Thursday, January 13, 2011

Winter Break 2010-2011

Winter break has its ups and downs. On the up side, there are no classes, no homework, no exams, just relaxation (at least, so I’d like to dream; applying to internships kind of ruins the relaxation a little). On the down side, traveling to the other side of the world sucks when you’re flying economy, and what sucks even more is Chinese internet. In lieu of other internet things to distract me while I’m in China (aka Facebook and Youtube), I’ve been making my way through the plethora of indie games I have on Steam. I was going to update them all in one big chunk, but there are actually a lot, so I’ll do it a few games at a time. These are the games that I'll cover, in the order that I'll cover them:

1.       RUSH
2.       VVVVVV
3.       Super Meat Boy
4.       The Misadventures of P.B. Winterbottom
5.       And Yet It Moves
6.       Blueberry Garden
7.       Puzzle Bots
8.       Deathspank
9.       Shatter
10.   World of Goo
11.   Toki Tori
12.   Audiosurf
13.   Windosill
14.   Shank
15.   Zen Bound 2
16.   Blue Toad Murder Files- The Mysteries of Little Riddle
18.   Machinarium
19.   AaAaAA!!! – A Reckless Disregard for Gravity 
20.   Grotesque Tactics: Evil Heroes

So. Here we go.

Developer: Two Tribes
Genre: Puzzle

Giant colored blocks appear from start points and roll on their way. Your goal is to place markers that guide them to their endpoints without having any two blocks collide or letting a block fall off a stage. Markers you can place include simple direction changes, conveyor belts that shift the blocks without changing which direction they roll in, stop signs to temporarily halt a block, and a switcher that directs blocks in alternating directions.

Completion Rate:
Finished all easy and medium levels, dipped into the hard and bonus levels.

RUSH is deceptively simple at first. Blocks turn right if they hit a wall, if they can’t turn right then they turn back. There are essentially four types of markers to place. Occasionally levels will throw in color coded warp panels. That’s all there is, essentially. The easy levels are a breeze, and most of the medium ones are rather simple as well. And then I hit the hard levels. Since starting the hard levels, I have not managed to complete a single level without using any hints (basic hints show whether your currently placed markers are correct, while advanced hints show where you should place markers and verify whether you placed the right marker there or not). Working out a path for the blocks to follow usually isn’t difficult, but working out the timing for the multitude of blocks can become quite a hassle. However, there is something quite satisfying about finally figuring out the right way to arrange the markers, and then hitting the start button and watching the blocks all march on to the end. At least, when you don’t use advanced hints to guess and check the entire solution. The level design is good, but has its faults. In particular, the more complex levels unfortunately tend to be quite frustrating to play, since it gets difficult to see where the blocks are going and place markers appropriately. Overall, RUSH is a fun game with a great concept, but sometimes becomes more frustrating than fun on the more complex and difficult levels.

Developer: Terry Cavanagh
Genre: Platformer

You are Captain Viridian, leader of a group of dimension exploring scientists, and your ship has crashed in an unknown world, scattering your crew. It’s up to you to explore this new world and reunite your crew. It’s a basic retro-style 2D platformer, with one major twist: you can’t jump. Instead, you have the ability to reverse your gravity. Spike pit in front of you? Flip to the ceiling, walk past, and flip back if necessary. You can’t flip in mid-air, but in certain parts of the games there are lines that will automatically flip your gravity if you pass through them. 

Completion Rate:
Beat the game once. Have not attempted time trials, flip mode, or no-death mode.

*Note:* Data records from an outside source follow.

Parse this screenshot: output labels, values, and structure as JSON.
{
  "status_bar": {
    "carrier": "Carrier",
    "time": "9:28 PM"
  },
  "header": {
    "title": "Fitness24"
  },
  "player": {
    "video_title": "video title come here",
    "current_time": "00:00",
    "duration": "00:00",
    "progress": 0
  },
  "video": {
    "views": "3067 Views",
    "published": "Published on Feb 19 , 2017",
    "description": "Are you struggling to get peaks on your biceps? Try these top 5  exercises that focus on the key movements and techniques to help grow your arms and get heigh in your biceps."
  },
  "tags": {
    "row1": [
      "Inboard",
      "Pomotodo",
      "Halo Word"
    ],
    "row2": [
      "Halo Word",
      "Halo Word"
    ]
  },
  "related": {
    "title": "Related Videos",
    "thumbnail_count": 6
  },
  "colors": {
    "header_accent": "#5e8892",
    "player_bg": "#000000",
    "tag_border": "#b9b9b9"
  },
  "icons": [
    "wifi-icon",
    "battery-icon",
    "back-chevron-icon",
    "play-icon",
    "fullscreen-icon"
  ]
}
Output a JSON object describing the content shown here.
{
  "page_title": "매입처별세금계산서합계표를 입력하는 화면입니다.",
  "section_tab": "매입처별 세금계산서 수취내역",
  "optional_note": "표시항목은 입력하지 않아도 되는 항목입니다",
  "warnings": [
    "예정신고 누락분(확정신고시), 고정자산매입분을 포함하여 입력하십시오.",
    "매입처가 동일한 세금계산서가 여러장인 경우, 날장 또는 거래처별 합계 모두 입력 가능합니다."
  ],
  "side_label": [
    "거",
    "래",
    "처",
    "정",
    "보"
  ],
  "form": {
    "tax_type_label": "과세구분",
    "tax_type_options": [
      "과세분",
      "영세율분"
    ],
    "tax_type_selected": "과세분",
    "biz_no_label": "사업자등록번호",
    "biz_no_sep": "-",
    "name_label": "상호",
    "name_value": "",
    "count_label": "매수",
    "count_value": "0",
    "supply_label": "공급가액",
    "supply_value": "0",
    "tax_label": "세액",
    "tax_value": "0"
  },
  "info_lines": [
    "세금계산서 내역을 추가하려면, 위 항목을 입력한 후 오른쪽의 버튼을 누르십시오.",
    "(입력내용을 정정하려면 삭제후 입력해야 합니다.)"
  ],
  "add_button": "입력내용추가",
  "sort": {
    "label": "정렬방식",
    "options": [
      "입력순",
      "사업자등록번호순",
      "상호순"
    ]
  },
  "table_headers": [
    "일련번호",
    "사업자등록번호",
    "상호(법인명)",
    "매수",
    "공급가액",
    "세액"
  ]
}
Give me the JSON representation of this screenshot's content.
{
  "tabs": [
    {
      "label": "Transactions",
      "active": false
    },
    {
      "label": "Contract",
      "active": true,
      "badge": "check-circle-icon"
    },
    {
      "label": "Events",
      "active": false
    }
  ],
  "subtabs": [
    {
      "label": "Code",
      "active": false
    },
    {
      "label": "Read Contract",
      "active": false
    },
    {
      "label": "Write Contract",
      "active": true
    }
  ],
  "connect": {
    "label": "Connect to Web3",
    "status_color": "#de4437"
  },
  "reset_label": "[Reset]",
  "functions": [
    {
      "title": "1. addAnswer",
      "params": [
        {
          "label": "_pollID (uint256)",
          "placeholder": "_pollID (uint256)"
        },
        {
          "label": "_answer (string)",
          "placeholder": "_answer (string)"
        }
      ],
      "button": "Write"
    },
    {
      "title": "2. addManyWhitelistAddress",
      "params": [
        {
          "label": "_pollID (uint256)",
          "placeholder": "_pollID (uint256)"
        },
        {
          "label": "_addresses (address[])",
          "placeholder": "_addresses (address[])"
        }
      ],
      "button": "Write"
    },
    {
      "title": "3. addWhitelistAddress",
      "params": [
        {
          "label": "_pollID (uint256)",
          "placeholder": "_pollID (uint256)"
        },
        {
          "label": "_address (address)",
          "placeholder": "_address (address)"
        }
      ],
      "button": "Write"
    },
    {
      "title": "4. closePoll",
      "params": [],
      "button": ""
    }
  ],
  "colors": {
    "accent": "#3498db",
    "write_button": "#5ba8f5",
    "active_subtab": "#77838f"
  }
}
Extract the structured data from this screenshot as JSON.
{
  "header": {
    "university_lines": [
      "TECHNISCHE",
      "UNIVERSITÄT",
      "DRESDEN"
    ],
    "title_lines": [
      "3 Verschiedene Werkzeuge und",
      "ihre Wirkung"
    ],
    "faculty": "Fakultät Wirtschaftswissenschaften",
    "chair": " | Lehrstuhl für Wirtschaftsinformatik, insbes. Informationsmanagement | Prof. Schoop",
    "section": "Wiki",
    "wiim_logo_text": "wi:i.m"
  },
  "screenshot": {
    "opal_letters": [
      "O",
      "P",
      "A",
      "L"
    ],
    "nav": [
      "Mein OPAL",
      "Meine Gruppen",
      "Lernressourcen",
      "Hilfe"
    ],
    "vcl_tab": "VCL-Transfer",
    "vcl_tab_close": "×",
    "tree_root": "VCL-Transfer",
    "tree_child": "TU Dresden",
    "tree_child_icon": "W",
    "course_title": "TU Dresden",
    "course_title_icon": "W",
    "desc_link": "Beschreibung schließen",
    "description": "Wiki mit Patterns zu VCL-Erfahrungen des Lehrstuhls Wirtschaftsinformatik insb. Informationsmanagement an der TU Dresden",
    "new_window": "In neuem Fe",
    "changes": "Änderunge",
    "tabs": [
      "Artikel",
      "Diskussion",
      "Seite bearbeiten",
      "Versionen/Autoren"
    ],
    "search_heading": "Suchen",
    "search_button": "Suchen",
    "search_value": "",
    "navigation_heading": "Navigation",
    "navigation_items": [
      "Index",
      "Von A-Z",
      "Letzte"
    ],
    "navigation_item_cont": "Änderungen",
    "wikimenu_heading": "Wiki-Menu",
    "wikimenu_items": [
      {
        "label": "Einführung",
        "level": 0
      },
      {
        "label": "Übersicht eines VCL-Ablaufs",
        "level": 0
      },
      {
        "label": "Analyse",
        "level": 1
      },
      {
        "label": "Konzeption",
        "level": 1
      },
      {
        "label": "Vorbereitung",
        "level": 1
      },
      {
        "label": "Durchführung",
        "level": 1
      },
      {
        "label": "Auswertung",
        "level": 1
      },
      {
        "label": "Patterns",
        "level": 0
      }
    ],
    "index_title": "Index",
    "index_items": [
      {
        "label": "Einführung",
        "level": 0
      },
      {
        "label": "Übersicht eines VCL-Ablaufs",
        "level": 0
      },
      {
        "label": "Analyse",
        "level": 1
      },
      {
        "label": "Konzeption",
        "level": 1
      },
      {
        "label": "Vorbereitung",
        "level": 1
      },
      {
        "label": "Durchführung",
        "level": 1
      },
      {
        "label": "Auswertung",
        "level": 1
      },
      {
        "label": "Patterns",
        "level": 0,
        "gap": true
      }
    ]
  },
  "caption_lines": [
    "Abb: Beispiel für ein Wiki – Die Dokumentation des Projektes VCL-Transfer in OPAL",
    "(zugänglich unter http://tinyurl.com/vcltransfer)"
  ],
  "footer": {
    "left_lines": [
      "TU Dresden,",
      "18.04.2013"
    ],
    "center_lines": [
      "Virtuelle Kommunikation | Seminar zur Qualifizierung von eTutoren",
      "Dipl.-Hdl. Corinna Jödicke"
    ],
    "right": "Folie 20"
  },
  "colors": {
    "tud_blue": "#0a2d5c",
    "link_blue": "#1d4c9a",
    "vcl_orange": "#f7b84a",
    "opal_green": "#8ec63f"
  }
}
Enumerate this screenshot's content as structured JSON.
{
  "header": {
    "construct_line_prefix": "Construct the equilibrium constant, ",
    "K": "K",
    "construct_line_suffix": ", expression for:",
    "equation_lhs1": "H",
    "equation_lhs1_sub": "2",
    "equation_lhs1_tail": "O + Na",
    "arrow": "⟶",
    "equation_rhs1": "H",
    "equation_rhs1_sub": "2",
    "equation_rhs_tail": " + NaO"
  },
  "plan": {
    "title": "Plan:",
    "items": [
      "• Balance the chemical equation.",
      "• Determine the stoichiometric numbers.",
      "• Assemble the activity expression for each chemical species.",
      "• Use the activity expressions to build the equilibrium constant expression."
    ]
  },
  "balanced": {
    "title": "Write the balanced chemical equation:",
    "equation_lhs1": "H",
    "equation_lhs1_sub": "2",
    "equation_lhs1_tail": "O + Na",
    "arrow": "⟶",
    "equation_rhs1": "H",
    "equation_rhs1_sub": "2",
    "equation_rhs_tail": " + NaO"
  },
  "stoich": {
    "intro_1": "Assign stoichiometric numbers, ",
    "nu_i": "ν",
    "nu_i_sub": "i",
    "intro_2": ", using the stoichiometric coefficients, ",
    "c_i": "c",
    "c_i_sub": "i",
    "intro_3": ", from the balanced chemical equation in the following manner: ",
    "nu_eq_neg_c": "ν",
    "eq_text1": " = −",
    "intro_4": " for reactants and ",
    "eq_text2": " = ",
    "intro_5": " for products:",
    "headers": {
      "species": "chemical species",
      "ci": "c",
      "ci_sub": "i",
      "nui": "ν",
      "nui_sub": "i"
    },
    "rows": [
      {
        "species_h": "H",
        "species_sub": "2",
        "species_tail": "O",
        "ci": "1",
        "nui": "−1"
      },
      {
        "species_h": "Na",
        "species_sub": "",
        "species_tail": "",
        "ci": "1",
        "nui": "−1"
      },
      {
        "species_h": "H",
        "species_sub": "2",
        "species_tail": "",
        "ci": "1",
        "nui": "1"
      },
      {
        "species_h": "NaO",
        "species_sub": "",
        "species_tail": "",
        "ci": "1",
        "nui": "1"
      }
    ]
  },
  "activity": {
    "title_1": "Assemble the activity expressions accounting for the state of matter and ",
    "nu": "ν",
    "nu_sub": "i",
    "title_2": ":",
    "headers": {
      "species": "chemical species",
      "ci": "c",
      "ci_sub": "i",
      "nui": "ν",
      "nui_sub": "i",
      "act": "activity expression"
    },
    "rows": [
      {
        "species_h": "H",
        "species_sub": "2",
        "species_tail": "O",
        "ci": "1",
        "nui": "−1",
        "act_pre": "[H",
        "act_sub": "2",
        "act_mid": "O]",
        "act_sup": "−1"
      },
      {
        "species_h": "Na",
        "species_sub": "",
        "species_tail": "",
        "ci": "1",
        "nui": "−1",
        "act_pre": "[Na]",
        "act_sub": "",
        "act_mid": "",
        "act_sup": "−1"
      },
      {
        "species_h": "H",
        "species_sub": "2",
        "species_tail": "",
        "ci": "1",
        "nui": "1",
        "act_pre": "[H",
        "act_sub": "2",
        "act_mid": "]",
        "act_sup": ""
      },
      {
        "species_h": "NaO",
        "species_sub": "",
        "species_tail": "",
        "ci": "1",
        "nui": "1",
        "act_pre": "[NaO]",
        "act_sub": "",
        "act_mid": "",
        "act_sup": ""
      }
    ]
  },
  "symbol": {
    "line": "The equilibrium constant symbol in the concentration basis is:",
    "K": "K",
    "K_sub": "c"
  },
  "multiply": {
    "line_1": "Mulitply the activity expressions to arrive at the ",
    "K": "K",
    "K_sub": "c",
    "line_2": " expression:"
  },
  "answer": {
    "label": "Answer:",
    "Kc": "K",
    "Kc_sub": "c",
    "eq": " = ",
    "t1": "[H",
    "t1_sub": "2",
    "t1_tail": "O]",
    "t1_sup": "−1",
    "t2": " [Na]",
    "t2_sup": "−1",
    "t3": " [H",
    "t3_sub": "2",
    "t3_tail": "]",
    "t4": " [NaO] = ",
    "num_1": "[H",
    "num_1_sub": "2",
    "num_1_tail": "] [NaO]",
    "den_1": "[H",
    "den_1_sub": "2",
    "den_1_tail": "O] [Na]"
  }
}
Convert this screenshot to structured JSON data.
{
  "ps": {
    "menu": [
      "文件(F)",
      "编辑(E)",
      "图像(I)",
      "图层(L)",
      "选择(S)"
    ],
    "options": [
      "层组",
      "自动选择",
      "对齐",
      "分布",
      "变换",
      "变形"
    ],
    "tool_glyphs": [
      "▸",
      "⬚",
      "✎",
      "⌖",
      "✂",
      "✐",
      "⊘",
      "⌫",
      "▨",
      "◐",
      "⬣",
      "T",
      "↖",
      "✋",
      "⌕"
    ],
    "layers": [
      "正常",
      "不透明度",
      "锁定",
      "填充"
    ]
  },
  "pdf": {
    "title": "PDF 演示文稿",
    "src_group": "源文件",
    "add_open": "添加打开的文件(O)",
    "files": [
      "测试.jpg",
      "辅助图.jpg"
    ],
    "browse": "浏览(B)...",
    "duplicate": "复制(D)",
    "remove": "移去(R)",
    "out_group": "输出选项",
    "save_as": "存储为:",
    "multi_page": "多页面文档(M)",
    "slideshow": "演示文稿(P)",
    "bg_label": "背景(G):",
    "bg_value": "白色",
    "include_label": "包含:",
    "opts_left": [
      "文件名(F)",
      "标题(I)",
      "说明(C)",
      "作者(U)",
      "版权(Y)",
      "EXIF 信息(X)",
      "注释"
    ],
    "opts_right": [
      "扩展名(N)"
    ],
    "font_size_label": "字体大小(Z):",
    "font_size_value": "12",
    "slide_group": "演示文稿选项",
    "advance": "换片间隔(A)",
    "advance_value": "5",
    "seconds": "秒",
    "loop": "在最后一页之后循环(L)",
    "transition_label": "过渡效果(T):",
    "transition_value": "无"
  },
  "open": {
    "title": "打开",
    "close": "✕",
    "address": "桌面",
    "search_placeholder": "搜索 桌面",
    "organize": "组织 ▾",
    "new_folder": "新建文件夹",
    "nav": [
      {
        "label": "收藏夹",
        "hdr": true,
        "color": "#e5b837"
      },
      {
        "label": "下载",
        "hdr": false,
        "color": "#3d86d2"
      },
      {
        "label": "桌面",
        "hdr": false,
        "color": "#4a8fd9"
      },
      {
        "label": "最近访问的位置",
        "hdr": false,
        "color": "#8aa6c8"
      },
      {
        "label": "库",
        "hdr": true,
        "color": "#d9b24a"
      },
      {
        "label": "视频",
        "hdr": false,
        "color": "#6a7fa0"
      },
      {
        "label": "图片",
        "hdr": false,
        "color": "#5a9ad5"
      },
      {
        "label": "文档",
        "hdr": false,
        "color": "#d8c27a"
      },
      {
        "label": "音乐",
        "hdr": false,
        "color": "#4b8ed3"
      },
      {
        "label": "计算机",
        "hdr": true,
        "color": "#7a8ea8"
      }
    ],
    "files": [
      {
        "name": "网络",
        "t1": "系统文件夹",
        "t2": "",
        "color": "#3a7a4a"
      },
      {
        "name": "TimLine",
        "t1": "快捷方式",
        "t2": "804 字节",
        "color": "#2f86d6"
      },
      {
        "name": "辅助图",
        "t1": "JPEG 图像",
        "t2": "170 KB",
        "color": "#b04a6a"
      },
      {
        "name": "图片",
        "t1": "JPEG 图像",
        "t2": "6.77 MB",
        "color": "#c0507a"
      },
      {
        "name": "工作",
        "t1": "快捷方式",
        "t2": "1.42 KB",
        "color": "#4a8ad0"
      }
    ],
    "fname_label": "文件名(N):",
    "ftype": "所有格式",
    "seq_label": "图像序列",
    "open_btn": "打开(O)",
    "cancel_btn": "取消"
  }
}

Sadistic, but brilliant. As I played through VVVVVV, that was the one thought that consistently came to mind. The slightest brush with a spike or an obstacle/enemy results in instant death. The world feels very Metroid-esque in design, and the challenge of getting through the level to reach a crew member or a collectible shiny trinket often left me both marveling at the brilliance of the design and cursing at the difficulty. However, thanks to a generous checkpoint system, the game’s high difficulty almost never becomes frustrating. I say ‘almost’ because there is one shiny trinket that is frustratingly difficult to reach, and the somewhat clunky keyboard controls will cause quite a few unfortunate deaths. The story is nothing remarkable and leaves more questions than answers, but it does its job of driving the gameplay. The graphics are retro, and the music is catchy (unless you’re stuck in a room for a long time). The main game only took a bit over three hours to complete, but completing that unlocked time trials for individual levels, a flip mode (the entire world is flipped vertically), and obtaining high ranks in time trials unlocks no-death mode for the truly masochistic (rather than being teleported to a checkpoint upon death, the game ends). I died over 2000 times in my run of the game, I cannot even imagine what kind of skills it would take to be able to complete the entire game without a single death.